US Fed loses 'patience' on rate hike

TREADING SOFTLY: Dr Yellen, the Fed chairman, speaking to the press following the FOMC meeting in Washington on Wednesday. She said the Fed would exercise caution with regard to interest rates, considering the dimmer growth forecasts.


    Mar 20, 2015

    US Fed loses 'patience' on rate hike


    THE United States Federal Reserve dropped its pledge to remain "patient" on raising interest rates on Wednesday, signalling a possible mid-year federal funds rate hike after over six years at the zero level.

    But Fed chairman Janet Yellen stressed that policymakers see US economic growth prospects as more muted than they did just three months ago, and will step cautiously as they move out of crisis stance.

    That means, as indicated by fresh forecasts from the Fed, that even if it embarks on normalising monetary policy with a June, July or September rate increase, rates will remain at extraordinarily low levels well into next year.

    The US central bank struck 0.3 percentage points from its growth forecast for this year, to around 2.3 per cent to 2.7 per cent, and significantly lowered its inflation outlook on Wednesday, to a weak 0.6 per cent to 0.8 per cent range.

    The Federal Open Market Committee (FOMC) said in a fresh policy statement that growth had "moderated somewhat" since its January meeting, in part because American households have scaled back spending.

    "Just because we removed the word 'patient' from the statement doesn't mean we're going to be impatient," Dr Yellen said after the two-day FOMC meeting.

    While the job market has strengthened and unemployment fallen to 5.5 per cent, she noted that consumer spending has slipped, the housing sector is sluggish, inflation has declined rather than increased, wages are flat and the stronger dollar has hurt US exports.

    The view of many Fed officials, Dr Yellen told reporters, is that "the residual effects of the financial crisis... are likely to continue to constrain spending and credit availability for some time".
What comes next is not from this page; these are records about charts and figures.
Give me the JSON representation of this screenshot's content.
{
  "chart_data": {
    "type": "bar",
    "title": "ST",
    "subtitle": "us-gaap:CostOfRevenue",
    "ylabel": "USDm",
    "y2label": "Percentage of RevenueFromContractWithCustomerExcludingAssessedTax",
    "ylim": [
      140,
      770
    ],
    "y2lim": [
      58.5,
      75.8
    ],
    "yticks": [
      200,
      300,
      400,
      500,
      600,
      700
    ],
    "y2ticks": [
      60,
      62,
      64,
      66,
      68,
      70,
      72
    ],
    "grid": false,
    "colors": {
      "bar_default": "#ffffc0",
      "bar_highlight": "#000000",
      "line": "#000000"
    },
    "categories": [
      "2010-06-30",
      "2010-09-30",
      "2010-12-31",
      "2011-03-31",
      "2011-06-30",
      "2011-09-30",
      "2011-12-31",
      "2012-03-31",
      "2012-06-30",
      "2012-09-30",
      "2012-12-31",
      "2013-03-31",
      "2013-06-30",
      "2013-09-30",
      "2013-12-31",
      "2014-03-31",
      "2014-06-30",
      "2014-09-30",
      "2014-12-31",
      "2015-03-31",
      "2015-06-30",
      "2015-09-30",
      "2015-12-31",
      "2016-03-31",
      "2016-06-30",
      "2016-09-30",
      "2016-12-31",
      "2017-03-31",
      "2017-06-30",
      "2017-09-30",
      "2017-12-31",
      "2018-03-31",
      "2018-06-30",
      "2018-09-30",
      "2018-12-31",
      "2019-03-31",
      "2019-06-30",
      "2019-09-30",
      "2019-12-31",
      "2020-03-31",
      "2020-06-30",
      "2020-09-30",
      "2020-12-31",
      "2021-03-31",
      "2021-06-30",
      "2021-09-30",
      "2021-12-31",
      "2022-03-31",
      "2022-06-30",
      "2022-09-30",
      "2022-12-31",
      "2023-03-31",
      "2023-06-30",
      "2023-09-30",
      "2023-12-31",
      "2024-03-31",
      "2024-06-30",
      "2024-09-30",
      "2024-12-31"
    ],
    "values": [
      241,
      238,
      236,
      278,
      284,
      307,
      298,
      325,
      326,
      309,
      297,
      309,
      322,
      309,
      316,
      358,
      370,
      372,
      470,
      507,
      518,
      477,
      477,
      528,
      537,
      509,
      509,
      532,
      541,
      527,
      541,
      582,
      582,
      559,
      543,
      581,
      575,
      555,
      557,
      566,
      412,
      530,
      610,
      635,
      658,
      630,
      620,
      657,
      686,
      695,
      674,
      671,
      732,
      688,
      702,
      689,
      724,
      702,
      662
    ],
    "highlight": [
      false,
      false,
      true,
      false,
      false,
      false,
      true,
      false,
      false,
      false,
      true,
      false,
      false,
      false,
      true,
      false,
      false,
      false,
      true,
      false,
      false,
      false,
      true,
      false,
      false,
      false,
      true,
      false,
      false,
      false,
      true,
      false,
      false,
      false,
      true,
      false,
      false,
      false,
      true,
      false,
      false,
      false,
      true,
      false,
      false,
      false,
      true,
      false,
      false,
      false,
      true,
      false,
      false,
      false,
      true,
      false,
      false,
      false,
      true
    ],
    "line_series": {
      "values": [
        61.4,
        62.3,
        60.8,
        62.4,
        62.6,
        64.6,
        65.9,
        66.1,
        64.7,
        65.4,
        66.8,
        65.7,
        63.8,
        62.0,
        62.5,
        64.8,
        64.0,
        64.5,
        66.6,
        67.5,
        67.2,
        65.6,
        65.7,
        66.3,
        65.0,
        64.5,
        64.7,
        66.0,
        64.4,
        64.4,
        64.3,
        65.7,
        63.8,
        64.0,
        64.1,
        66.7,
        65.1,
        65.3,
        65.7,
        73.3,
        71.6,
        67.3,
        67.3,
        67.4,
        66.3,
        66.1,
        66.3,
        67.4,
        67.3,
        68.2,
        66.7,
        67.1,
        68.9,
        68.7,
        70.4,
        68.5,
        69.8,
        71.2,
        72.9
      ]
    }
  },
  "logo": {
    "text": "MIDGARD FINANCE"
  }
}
    The Fed's stress on caution even as it stepped closer to raising interest rates took pressure off global markets expecting a more aggressive position.

    Both the International Monetary Fund and the Organisation for Economic Cooperation and Development had warned this week about the turmoil that could result in the weak global economy from Fed tightening.

    The FOMC had been widely expected to drop from the policy statement the insistence that it "can be patient" before increasing the Fed funds rate.

    That phrase has stood between FOMC policymakers' caution and firm commitment to take the step for an initial rate increase this year.

    Dr Yellen said several times that removing that phrase would signal a possible hike within two or more FOMC meetings, which points to June at the earliest.

    Reiterating that point, the FOMC virtually nixed any increase in April in its statement.

    But beyond that, there was no commitment.

    "Let me emphasise, however, that the timing of the initial increase in the target range will depend on the committee's assessment of incoming information," Dr Yellen said.

    "Today's modification of our guidance should not be interpreted to mean that we have decided on the timing of that increase."

    "This is a classic good cop, bad cop situation," said Michael Gregory of BMO Capital Markets.

    "With wage growth still low, lower oil prices pulling down inflation, and the dollar strong," he said, "we might ourselves have to be patient before we see the inevitable lift-off of Fed policy rates."

    Chris Low of FTN Financial noted that Dr Yellen nevertheless is conscious of the danger of tightening policy too late to contain inflation.

    But, he added: "The FOMC wants to see further labour market improvement and must still be confident inflation will return to 2 per cent in the medium term to hike rates when the time comes."

    The likelihood of a slower rise in rates sent US bond yields and the dollar sinking while stocks jumped.

    The US central bank's revisions effectively align policymakers with investors, who have mostly refused to believe a rate hike will come until September or later.

    Wall Street's top economists, who have long called for a June rate hike, now point to September, according to a Reuters poll.

    Said Maritza Cabezas and Georgette Boele, economists at ABN Amro Group Economics: "The Fed statement shows that FOMC members will be data dependent but are tending towards a slower pace.

    "The chances that the Fed waits beyond June (our current base case) to raise rates have clearly increased. In addition, the rate hike cycle looks likely to be slow once it does start."